Riding stick horses to racing’s future
by Frank Vespe
The most important people at Laurel Park on Saturday – for racing’s future, at any rate – might have been the ones playing with stick horses.
Plenty of kids were in attendance as a brisk, breezy morning gave way to the very template of an October afternoon. Though not one of them placed a bet, their presence might have been the best news of all on a day when the track reported increased attendance — to more than 21,000 — and an 18 percent handle rise, to nearly $4.5 million.
“It’s not about just people that bet,” said Tim Ritvo, chief operating officer of the Stronach Group, which owns Laurel, though he certainly was also happy with all the betting that took place.

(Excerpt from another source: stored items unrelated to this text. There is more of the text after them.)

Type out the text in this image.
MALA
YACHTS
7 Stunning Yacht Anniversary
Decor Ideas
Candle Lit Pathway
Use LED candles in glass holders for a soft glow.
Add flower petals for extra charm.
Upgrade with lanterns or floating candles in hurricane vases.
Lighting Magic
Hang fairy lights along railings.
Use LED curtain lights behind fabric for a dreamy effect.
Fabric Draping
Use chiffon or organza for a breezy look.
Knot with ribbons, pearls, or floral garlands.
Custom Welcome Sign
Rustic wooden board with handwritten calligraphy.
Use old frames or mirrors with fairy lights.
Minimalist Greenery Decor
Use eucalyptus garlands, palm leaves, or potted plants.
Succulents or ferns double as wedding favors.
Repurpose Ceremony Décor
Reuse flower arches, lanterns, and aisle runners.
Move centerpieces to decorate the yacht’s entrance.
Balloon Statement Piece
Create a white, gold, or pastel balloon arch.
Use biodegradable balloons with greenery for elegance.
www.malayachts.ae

“You have to attract a younger demographic,” the marketing whizzes, appalled at the grizzled audience at most tracks, have told horse racing poobahs in recent years. The result: plenty of ads populated by attractive 20-somethings dressed as if they just arrived at the track via Stutz Bearcat.
That’s fine as far as it goes, but an advertising head as wise as any — the late Bill Backer — once told me that he disagreed with the strategy altogether. Your focus shouldn’t be on people who might want to come to the races, he said; it should be on people who need to come to the races.
Who are those people? Older people, he suggested, who need hobbies.
To which we might add: parents whose kids have a good time at the track.
Maryland Million president Jim Steele on Wednesday called the day “a family event,” and that’s certainly true; the foxhounds, Clydesdales, and pony races had plenty to do with that.
“To get families to come and enjoy the place and even tell their parents, ‘Hey, let’s go back to the track on the weekend’ — I think that’s a good thing,” Ritvo observed.
One problem with much of the marketing to the 20-something crowd is that it’s been based on a demonstrably false premise: that attending the races is (or can be) some sort of lifestyle event. While an afternoon at Keeneland – or a Breeders’ Cup, or a Triple Crown race — might live up to that, an afternoon at just about any other track in America won’t.
Then what?
Ritvo, like most people involved in most sports, caught the bug from an older relative.
“My dad loved the race track and took me over there and that’s how it all started,” said the man who grew up a stone’s throw from Boston’s Suffolk Downs and has been a jockey, trainer, racing official, and corporate executive in his varied career.
That’s the key mechanism that racing is missing.
“I think we missed a whole generation somewhere along the way when the grandfathers used to bring their sons,” Ritvo said. “I think there’s a generation somewhere right around my age or a little younger that they just forgot to bring their kids. It wasn’t the right environment anymore. We’re trying to make it the right environment.”
The many improvements to the physical plant of Laurel Park’s clubhouse and grandstand attest to that effort.
And it was Maryland Million that brought the buzz back to the renovated facility.
“Because the day itself is perceived as an event, it gets people out to the track who then may become interested enough to become [repeat customers and even owners],” said Maryland Million executive director Cricket Goodall, feted during the day for her 30 years of service to the event. “When they feel the Maryland flavor and some of the excitement, it’s definitely encouraging.”
Once, racing renewed its fan base in the time-tested fashion of all sports, the transmission of enthusiasm from an older generation to a younger one.
These days? It might just be the kids with stick horses whose excitement brings mom and dad back to the track – and starts the cycle of renewal all over again.